Banksy/Toronto Police Service
Right around dawn Sunday, an unidentified figure stole into an art exhibition space in Toronto. Turtled into a sweatshirt, with hands in armpits and face obscured by a camouflage cap, the dark-dressed lurker slinked into a room lined with works by Banksy.
Then, in the surveillance video released Thursday by Toronto police, the person ducks into the camera’s blind spot and emerges with artwork in hand. And the thief carries it quickly out the door.
The apparently burgled work is a print of a piece known as Trolley Hunters, which had been featured in The Art of Banksy, an unauthorized exhibit of the street artist’s work.

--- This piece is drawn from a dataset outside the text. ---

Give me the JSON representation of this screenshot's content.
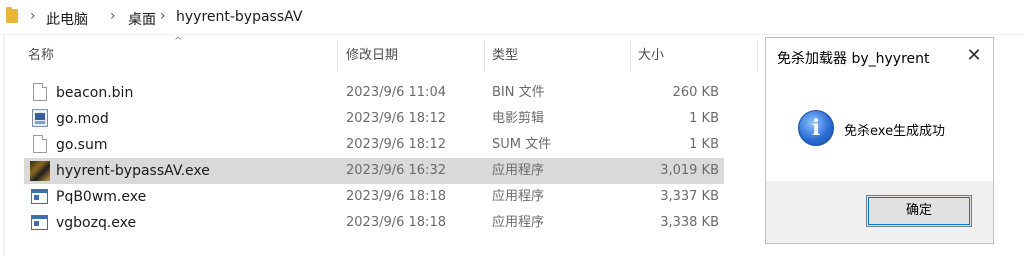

Now, law enforcement is seeking assistance in finding a man “described as wearing glasses, black jacket, green camouflage baseball hat, blue jeans rolled at the cuff, grey running shoes, glasses.”
It bears mentioning that this isn’t the first time the Toronto exhibit — billed as “the largest Banksy exhibit ever assembled!” — has drawn widespread attention of the less-than-positive variety.
The show features privately owned art curated by Banksy’s former agent and collectively valued at over $35 million, according to organizers. It displays more than 80 prints of works whose originals tend to be graffitied onto building facades, seen for free by passersby, rather than hung from studio walls.
Meanwhile, a general-admission ticket to attend the exhibit costs about $25.
And that discrepancy was not lost on some skeptics, many of whom have pointed out that one of the artist’s lasting themes — seen most vividly in the 2010 Banksy film Exit Through the Gift Shop — has been the lambasting of the art world’s commercialization and cults of celebrity.
Just this week, in fact, Banksy spoke on this point, telling of submitting work to a Royal Academy exhibition under an anagrammed pseudonym and getting refused.
“Then a month later I got a mail from the co-ordinator Grayson Perry asking me to submit something so I sent it again,” Banksy said on Instagram. “It’s now hanging in gallery 3.”
Partly for that reason, perhaps, and partly out of a paranoia that seems suitable when speaking of Banksy, several commenters on the police video and elsewhere on social media appear to have agreed on a single culprit for the theft: Banksy himself.
According to the CBC, though, the show’s publicist has “denied any suggestion the surveillance video was fake or a publicity stunt. She said the thief may have taken only one Banksy piece out of fear of discovery.”
And Toronto police are taking the matter very seriously. They say the stolen work is worth about $45,000, and they are still seeking suspects.